We had a storage shed, quite small. When our eldest split with his gf, there was a refrigerator, a washing machine, a lawn mower and several large plastic boxes that he was storing in our garage since he ended up boarding with a family he was friends with. We could barely fit our car in so we bit the bullet and got a storage shed (quite small) about 1 year or so ago.

Then our youngest son, moved into a flat to live independently (he has disabilities). Since he only uses a mobility scooter he had plenty of space in his garage. So everything was moved to his garage and we ended the rental on the storage shed. Instead we pay our son’s monthly internet account which works out less than half the storage shed costs and he gets the use of the washing machine. Our own belongings we’ve been able to store here at home and more recently getting rid of stuff we simply don’t use any longer.

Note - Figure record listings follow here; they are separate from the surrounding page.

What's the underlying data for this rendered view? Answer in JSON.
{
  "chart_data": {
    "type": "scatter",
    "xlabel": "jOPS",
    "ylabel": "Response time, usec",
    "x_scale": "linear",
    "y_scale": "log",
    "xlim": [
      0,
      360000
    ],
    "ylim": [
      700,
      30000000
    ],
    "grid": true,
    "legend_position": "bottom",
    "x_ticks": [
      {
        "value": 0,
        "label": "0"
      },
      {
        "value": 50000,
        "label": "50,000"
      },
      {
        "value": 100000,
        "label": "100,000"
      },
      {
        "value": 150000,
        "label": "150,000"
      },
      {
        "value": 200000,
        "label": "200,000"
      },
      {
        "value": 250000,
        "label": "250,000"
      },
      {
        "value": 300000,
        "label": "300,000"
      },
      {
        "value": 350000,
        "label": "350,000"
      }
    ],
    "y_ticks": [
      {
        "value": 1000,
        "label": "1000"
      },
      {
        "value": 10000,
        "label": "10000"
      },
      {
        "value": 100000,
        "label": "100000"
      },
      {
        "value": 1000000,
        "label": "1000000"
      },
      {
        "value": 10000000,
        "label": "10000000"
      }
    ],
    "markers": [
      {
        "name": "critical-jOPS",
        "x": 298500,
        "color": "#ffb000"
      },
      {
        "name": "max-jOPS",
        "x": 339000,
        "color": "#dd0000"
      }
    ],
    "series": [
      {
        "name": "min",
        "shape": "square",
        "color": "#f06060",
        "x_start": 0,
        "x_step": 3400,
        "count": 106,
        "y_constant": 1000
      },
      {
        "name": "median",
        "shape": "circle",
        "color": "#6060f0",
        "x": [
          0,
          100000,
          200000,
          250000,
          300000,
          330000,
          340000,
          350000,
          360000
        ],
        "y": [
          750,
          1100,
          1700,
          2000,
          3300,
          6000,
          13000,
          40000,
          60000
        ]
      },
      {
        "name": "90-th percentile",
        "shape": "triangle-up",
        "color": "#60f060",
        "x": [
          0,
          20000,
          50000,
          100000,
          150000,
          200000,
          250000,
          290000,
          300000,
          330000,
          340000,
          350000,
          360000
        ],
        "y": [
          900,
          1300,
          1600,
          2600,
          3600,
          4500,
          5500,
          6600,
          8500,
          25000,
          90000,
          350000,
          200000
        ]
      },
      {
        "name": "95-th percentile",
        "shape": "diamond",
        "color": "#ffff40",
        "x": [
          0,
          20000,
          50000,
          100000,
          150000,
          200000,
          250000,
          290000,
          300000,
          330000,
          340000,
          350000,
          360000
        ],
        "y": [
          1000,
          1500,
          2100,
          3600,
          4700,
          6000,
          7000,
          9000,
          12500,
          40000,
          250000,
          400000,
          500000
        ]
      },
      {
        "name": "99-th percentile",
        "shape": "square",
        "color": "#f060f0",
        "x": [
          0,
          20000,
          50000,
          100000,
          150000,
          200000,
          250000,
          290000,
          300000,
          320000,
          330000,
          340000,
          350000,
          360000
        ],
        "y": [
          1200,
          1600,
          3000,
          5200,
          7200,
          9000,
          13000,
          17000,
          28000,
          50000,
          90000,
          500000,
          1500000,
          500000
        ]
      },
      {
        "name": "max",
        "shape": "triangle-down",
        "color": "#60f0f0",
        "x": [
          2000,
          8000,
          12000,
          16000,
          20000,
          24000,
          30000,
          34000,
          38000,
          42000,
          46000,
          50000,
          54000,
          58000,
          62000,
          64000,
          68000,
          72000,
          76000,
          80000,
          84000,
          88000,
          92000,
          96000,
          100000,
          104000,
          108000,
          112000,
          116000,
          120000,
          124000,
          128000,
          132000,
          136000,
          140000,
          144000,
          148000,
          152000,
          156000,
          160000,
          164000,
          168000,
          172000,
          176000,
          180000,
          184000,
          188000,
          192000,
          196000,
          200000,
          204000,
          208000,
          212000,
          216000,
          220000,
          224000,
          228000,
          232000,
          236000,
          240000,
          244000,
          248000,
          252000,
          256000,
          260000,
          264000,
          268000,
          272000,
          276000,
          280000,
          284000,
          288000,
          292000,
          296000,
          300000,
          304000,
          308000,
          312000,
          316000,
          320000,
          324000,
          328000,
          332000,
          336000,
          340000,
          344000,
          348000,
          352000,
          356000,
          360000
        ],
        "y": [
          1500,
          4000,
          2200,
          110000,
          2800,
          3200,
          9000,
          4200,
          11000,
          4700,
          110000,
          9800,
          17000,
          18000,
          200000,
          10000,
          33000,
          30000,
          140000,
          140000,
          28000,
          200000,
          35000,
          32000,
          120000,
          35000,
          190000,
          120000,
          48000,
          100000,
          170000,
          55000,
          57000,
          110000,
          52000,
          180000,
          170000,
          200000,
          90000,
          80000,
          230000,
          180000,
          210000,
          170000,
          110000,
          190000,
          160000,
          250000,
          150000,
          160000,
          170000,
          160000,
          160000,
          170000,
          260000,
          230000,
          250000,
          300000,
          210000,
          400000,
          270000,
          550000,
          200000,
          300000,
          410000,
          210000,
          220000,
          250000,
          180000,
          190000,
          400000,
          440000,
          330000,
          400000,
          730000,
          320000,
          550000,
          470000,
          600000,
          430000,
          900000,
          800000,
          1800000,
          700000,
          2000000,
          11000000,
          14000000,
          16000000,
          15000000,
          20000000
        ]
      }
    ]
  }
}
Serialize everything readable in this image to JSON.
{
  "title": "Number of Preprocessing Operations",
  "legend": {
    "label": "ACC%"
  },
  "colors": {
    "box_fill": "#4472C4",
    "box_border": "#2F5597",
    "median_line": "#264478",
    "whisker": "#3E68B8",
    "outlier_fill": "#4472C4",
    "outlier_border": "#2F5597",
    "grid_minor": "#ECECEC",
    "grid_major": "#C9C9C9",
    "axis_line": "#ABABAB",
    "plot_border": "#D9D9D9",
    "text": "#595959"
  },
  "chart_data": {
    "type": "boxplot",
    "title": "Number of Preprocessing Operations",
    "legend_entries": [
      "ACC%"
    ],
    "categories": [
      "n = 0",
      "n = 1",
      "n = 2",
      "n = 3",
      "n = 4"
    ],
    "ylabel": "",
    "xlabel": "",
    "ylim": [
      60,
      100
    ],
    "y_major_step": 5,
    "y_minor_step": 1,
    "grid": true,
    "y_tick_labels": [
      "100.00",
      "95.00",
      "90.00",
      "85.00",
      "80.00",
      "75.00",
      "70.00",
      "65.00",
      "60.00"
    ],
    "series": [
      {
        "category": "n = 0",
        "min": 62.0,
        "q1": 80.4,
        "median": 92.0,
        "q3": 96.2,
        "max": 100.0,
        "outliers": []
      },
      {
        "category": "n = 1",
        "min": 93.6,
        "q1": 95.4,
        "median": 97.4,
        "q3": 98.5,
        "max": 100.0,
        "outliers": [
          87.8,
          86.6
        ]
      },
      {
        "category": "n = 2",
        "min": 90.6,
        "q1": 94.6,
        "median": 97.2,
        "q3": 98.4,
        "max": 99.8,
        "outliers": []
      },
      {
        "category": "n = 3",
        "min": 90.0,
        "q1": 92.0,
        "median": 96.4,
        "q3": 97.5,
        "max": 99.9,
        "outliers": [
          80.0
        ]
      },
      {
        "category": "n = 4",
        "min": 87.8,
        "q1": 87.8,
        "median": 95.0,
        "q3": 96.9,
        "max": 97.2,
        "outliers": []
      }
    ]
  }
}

We pay around $200 per month for storage and we are not hoarders or over consumers. 2 of us live in a 5 bedroom house as the 4 kids are gone and 3 live overseas long term, each having left with a suitcase. My husband hates clutter. We did have everything in one bedroom pretty much but he hated it. Storage starts off cheap to get you in but then goes up I think.

Anyway, we are currently in the process of downsizing so a lot of stuff is going and we are being pretty ruthless with our stuff. We are culling previous culls. The pandemic meant that we have had to hold on to things for a lot longer than planned and we still haven’t seen our son in China for 4 years. We have big items such as a double bass etc belonging to one and various other (important to them) instruments etc.
So, I imagine we will have some things in storage for a while yet but hope to rent a smaller unit.
I was perfectly happy with a storage bedroom for their stuff and ours but it is horses for courses. If my husband wants to pay not to see it, so be it.


I’m guilty of having items stored in a self-storage location and pay $170/month. I have little choice while living in a caravan, saving to build a house (which has gotten 50% more expensive since the start of the pandemic).

There’s also an interesting debate here about competing ideologies: frugalism, minimalism and materialism.

My grandmother was the most frugal person I’ve known, and she did collect some things, including margarine containers because “ÿou never know when you’ll need them” (she used them instead of purchased plastic containers).
I also find it challenging to throw many things out unless I can find them a good home. I hate to see anything wasted or a usable item go to the tip. So I do have some things stored that are for “just in case”, e.g. yarn, fabric, dyes and tools. All of these are harder to buy now and more expensive. Still, paying for storage for an extended (continually extended, at this rate) period, is also expensive.
Thankfully I buy very little, so nothing has been added to my boxes of stuff for quite a few years.

The minimalism creed is about getting rid of everything apart from a few key, quality pieces. But the corollary is tossing things that you haven’t used for a while, even though you might need them again in 6 months or 2 years–just buy them again!
Much as I’d like a cleaner slate, for me, the value of frugalism is harder to trump.


If I was making the rules tools and materials would always be exempt from tidy-up and disposal - but not all agree. My rationale is that if I have to play the role of Fixer (I have no choice) I need them and also there are few things that cost more to replace compared to their current value.

A hole in the plasterboard can be fixed with that little bit of stuff I have in the shed, which is worthless, for almost nothing. Buying a whole sheet would cost a bit (plus delivery as it is hard to handle without a truck) and paying somebody to fix it would cost even more.


Yes, all of those items are useful for DIY or for make, mend and reuse, which I also do.
For clothing I doubt it saves me money–we don’t pay the real price for clothing (yet). But I’d rather have a mended/dyed, old higher quality item than something new and cheap that won’t last.